I rip apart stuffed animals like a lion tearing a gazelle to bits. 

I'm a social animal.  I have a friend in the neighborhood.  We've never seen one another, but we talk constantly.  I bark, then he barks, then I bark, then he barks.  This can go on and on and on.  We have riveting conversations.

"I'm a dog!" I say.

"I'm a dog!" he responds.

"I'm a dog!"  I say.

"I'm a dog!" he responds.

We talk like this for a while.  It's so good to be able have meaningful conversation with another dog. 

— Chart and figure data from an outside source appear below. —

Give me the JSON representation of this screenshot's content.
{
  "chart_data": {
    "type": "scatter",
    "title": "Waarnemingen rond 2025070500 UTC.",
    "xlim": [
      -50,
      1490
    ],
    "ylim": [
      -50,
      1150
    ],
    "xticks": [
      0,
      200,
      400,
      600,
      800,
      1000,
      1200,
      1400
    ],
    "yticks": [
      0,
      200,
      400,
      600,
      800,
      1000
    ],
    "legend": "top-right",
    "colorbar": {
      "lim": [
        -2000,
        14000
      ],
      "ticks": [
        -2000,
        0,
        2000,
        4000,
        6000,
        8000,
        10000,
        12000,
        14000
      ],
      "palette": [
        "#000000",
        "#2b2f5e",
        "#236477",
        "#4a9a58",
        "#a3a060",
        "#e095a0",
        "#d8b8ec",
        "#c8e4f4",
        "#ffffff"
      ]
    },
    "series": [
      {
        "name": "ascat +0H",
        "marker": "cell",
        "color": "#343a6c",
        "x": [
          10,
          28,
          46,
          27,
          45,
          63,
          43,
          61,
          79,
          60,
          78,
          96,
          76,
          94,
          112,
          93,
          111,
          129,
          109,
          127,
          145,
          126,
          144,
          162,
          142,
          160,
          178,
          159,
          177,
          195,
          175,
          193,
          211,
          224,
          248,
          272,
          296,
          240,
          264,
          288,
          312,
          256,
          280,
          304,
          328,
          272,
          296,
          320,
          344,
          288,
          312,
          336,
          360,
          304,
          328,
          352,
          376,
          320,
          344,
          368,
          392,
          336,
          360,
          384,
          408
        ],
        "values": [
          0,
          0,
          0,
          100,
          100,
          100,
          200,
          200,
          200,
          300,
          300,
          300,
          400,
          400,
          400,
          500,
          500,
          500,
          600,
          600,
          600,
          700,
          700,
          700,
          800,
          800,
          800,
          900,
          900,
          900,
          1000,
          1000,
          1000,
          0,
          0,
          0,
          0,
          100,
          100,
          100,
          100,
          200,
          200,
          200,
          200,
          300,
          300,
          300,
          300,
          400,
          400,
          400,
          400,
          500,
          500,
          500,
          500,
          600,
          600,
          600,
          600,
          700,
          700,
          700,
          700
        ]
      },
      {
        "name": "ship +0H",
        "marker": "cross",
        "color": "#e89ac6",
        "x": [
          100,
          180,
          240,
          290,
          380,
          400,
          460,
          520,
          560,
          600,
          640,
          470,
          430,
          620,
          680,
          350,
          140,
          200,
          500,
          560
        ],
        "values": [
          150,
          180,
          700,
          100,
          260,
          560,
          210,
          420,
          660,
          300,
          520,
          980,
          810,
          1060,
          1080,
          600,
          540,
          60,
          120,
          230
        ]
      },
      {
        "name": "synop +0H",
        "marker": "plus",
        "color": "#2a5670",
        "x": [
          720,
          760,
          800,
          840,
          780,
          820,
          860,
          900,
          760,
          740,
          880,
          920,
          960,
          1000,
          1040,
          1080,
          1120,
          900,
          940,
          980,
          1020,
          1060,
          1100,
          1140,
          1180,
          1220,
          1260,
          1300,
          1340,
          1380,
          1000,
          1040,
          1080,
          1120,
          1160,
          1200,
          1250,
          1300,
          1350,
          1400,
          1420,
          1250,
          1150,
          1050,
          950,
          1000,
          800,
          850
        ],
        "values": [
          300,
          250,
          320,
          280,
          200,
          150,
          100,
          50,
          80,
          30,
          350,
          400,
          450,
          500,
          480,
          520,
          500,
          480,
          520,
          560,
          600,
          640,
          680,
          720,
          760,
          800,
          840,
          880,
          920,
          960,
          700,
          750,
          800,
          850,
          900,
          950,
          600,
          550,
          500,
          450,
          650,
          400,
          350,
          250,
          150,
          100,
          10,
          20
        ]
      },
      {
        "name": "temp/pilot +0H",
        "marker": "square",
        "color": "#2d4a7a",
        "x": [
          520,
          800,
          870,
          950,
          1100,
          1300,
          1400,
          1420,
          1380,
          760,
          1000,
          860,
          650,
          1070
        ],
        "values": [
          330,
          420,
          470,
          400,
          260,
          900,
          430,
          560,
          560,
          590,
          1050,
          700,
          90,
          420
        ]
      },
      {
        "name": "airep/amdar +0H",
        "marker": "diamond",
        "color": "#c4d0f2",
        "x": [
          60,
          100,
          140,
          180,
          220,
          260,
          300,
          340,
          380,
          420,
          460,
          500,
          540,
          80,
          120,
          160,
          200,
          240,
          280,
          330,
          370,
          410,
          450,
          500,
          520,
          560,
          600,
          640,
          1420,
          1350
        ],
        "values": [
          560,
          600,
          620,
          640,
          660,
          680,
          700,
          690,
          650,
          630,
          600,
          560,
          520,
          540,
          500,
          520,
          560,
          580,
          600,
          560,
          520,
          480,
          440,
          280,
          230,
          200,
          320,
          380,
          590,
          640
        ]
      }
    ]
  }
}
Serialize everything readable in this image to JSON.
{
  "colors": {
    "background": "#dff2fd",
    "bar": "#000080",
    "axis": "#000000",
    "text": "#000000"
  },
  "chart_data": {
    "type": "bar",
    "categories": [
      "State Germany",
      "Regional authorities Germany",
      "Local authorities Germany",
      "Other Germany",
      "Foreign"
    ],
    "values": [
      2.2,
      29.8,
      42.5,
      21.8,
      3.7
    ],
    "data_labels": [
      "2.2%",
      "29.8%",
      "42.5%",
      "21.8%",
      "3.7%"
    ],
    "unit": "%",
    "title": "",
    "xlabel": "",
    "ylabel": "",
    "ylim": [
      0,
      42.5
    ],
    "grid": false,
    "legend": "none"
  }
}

The adopted mother is nice, but she doesn't feed me enough.  While the human brothers and sisters get three meals and two snacks a day, I get two paltry helpings of puppy chow and an occasional treat.  I have to sit down and roll over for the treat.  It's strange, but my human brothers and sisters do NOT have to work for their snacks.  This bothers me, so sometimes I steal their teddy grahams or cut up apples.  Then they squeal and tell my non-fuzzy adopted mother, who chases me and pries the food from my mouth.  If she actually gets the food, which isn't often, she throws it in the garbage.  She would rather throw the food in the garbage than let me eat it, which is a level of cruelty I hope you never become familiar with. 

No matter.  I can knock over the garbage can, no problem.

The adopted father, who is by far the fuzziest in the family, loves me the most.  I can't help it; whenever I see him, I wiggle my stumpy tail and jump up and down. 

Sometimes, he shares his lime chips with me.  He doesn't shriek and carry on when he finds one of my baby canine teeth on the floor, like my adopted mother does. 

Somtimes, I wonder if she is part cat.  It would explain her irrational loyalty to the vacuum cleaner.

It is exhausting being me.  I am always vigilant, and rarely rest.  There is so much to explore and steal and chew.  By 9 pm, I crash.  Then, suddenly, the non-fuzzy adopted mother loves me.

She pets me, coddles me, and gives me a good massage.  She coos and puts her feet under my belly to keep them warm.  And I oblige  her, because it is my job.

I am her leader and her protector.  One day, she will accept this, and we will all be better for it.